Na Europa, as bolsas operam sem direção definida, aguardando as decisões de juros do Banco da Inglaterra (BoE) e do Banco Nacional Suíço (SNB). O BoE manteve sua taxa básica de juros inalterada em 3,75% ao ano. O instituto alemão Ifo revisou para baixo sua previsão de crescimento econômico para 2027, de 1,2% para 0,8%, citando os preços elevados da energia e o conflito no Oriente Médio como fatores de desaceleração. A Suíça, por sua vez, viu sua câmara baixa rejeitar um acordo comercial com o Mercosul, em meio a objeções de parlamentares conservadores (agricultores) e de esquerda (práticas trabalhistas e meio ambiente).

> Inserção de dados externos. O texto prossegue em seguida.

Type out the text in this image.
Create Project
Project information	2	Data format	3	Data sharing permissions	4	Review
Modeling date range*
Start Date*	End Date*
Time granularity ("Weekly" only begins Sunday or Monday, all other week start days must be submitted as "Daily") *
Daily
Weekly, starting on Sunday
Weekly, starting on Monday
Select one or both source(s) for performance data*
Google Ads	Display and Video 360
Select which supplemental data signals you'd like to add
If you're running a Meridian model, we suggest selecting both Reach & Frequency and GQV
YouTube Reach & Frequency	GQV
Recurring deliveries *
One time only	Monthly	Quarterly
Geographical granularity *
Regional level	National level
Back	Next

Na Ásia, os mercados fecharam de forma mista. As ações do setor de tecnologia registraram alta na China continental, impulsionadas pelo compromisso da Comissão Reguladora de Valores Mobiliárias de apoiar a inovação, especialmente em inteligência artificial (IA). O presidente da comissão, Wu Qing, afirmou que "uma nova onda de revolução tecnológica, liderada pela inteligência artificial, está sendo integrada à produção e à vida cotidiana em um ritmo sem precedentes".

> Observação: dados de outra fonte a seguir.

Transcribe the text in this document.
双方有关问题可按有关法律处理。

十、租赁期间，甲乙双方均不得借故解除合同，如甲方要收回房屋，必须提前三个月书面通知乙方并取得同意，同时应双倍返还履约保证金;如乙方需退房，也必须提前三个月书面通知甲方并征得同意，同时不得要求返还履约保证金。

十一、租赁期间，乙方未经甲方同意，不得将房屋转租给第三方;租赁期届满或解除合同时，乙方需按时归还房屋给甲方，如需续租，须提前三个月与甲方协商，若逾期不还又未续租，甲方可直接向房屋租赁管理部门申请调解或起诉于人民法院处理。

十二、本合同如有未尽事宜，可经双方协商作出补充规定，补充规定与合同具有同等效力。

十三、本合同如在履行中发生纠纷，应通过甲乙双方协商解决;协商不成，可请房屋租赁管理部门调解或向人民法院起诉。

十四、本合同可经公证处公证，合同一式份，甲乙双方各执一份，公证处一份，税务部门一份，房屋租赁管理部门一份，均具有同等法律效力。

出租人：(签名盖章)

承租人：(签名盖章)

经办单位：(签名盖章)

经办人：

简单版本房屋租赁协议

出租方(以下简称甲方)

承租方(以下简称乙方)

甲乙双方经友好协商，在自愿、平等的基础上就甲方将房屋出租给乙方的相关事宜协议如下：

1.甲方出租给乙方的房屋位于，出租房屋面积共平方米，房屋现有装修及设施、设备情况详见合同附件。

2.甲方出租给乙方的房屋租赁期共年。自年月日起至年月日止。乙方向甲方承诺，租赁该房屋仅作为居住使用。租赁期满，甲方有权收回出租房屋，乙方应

Movimentações Corporativas e Comodities: Destaques do Dia

Em termos de movimentações corporativas, o Conselho Administrativo de Defesa Econômica (Cade) aprovou a aquisição do controle da Brava Energia (BRAV3) pela Ecopetrol, um dia após a oferta pública de aquisição (OPA) ter sido temporariamente suspensa. Outro ponto relevante é a situação da Oi (OIBR3;OIBR4), que não recebeu propostas por sua unidade de negócios B2B em leilão judicial. A Justiça determinou que a companhia e os demais envolvidos se manifestem até 22 de junho sobre os próximos passos da alienação, um desenvolvimento crítico para a recuperação judicial da operadora.

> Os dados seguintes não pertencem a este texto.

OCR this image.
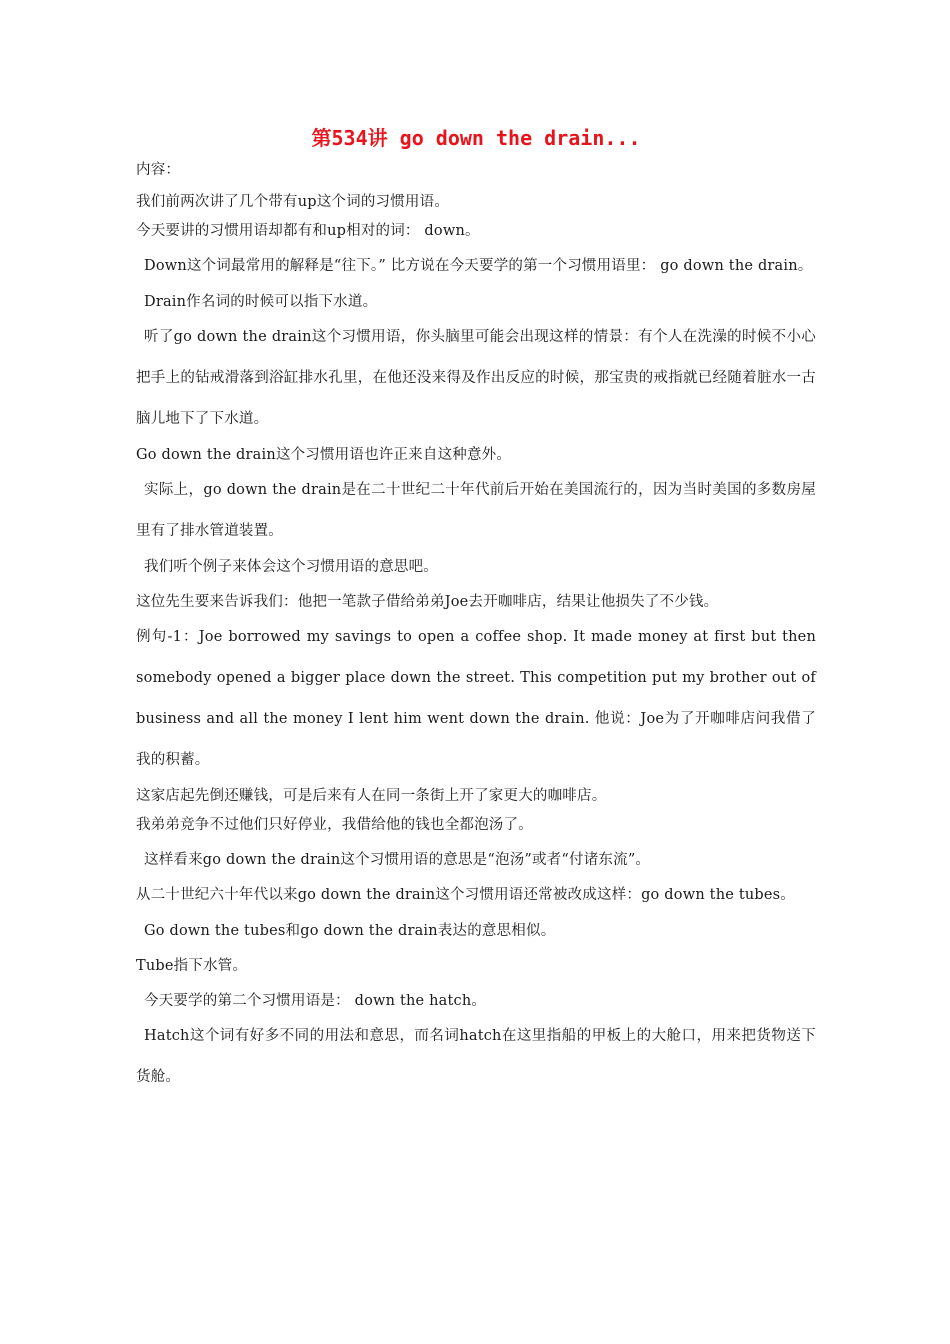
第534讲 go down the drain...

内容：

我们前两次讲了几个带有up这个词的习惯用语。

今天要讲的习惯用语却都有和up相对的词： down。

Down这个词最常用的解释是“往下。” 比方说在今天要学的第一个习惯用语里： go down the drain。

Drain作名词的时候可以指下水道。

听了go down the drain这个习惯用语，你头脑里可能会出现这样的情景：有个人在洗澡的时候不小心把手上的钻戒滑落到浴缸排水孔里，在他还没来得及作出反应的时候，那宝贵的戒指就已经随着脏水一古脑儿地下了下水道。

Go down the drain这个习惯用语也许正来自这种意外。

实际上，go down the drain是在二十世纪二十年代前后开始在美国流行的，因为当时美国的多数房屋里有了排水管道装置。

我们听个例子来体会这个习惯用语的意思吧。

这位先生要来告诉我们：他把一笔款子借给弟弟Joe去开咖啡店，结果让他损失了不少钱。

例句-1：Joe borrowed my savings to open a coffee shop. It made money at first but then somebody opened a bigger place down the street. This competition put my brother out of business and all the money I lent him went down the drain. 他说：Joe为了开咖啡店问我借了我的积蓄。

这家店起先倒还赚钱，可是后来有人在同一条街上开了家更大的咖啡店。

我弟弟竞争不过他们只好停业，我借给他的钱也全都泡汤了。

这样看来go down the drain这个习惯用语的意思是“泡汤”或者“付诸东流”。

从二十世纪六十年代以来go down the drain这个习惯用语还常被改成这样：go down the tubes。

Go down the tubes和go down the drain表达的意思相似。

Tube指下水管。

今天要学的第二个习惯用语是： down the hatch。

Hatch这个词有好多不同的用法和意思，而名词hatch在这里指船的甲板上的大舱口，用来把货物送下货舱。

No setor de tecnologia global, o presidente dos EUA, Donald Trump, anunciou que a Apple fará uma parceria com a Intel para projetar e fabricar chips nos Estados Unidos. Essa colaboração estratégica visa diversificar a base de fabricação da Apple, reduzindo sua dependência da TSMC e fortalecendo a produção doméstica de semicondutores. As ações da Intel reagiram positivamente, subindo cerca de 6,5% nas negociações pré-mercado.

No mercado de comodities, além do recuo do petróleo, o minério de ferro negociado na bolsa de Dalian, na China, fechou em baixa de 1,13%, cotado a 747,00 iuanes (US$ 110,54). A queda é atribuída à fraca demanda chinesa, juntamente com a redução dos preços da energia e das taxas de frete, que eliminam o suporte de custo para o ingrediente siderúrgico.

Contexto

Os mercados financeiros operam em um cenário de convergência de forças macroeconômicas e geopolíticas. A cautela dos bancos centrais globais, evidenciada pela sinalização de juros altos nos EUA e pelo fim do ciclo de cortes no Brasil, aliada às tensões no Oriente Médio e na Europa, cria um ambiente de elevada incerteza para investidores e decisores. A reabertura do Estreito de Ormuz oferece um alívio temporário nos preços do petróleo, mas a volatilidade persiste diante das declarações de lideranças e dos conflitos em curso, moldando as expectativas para a economia global e brasileira.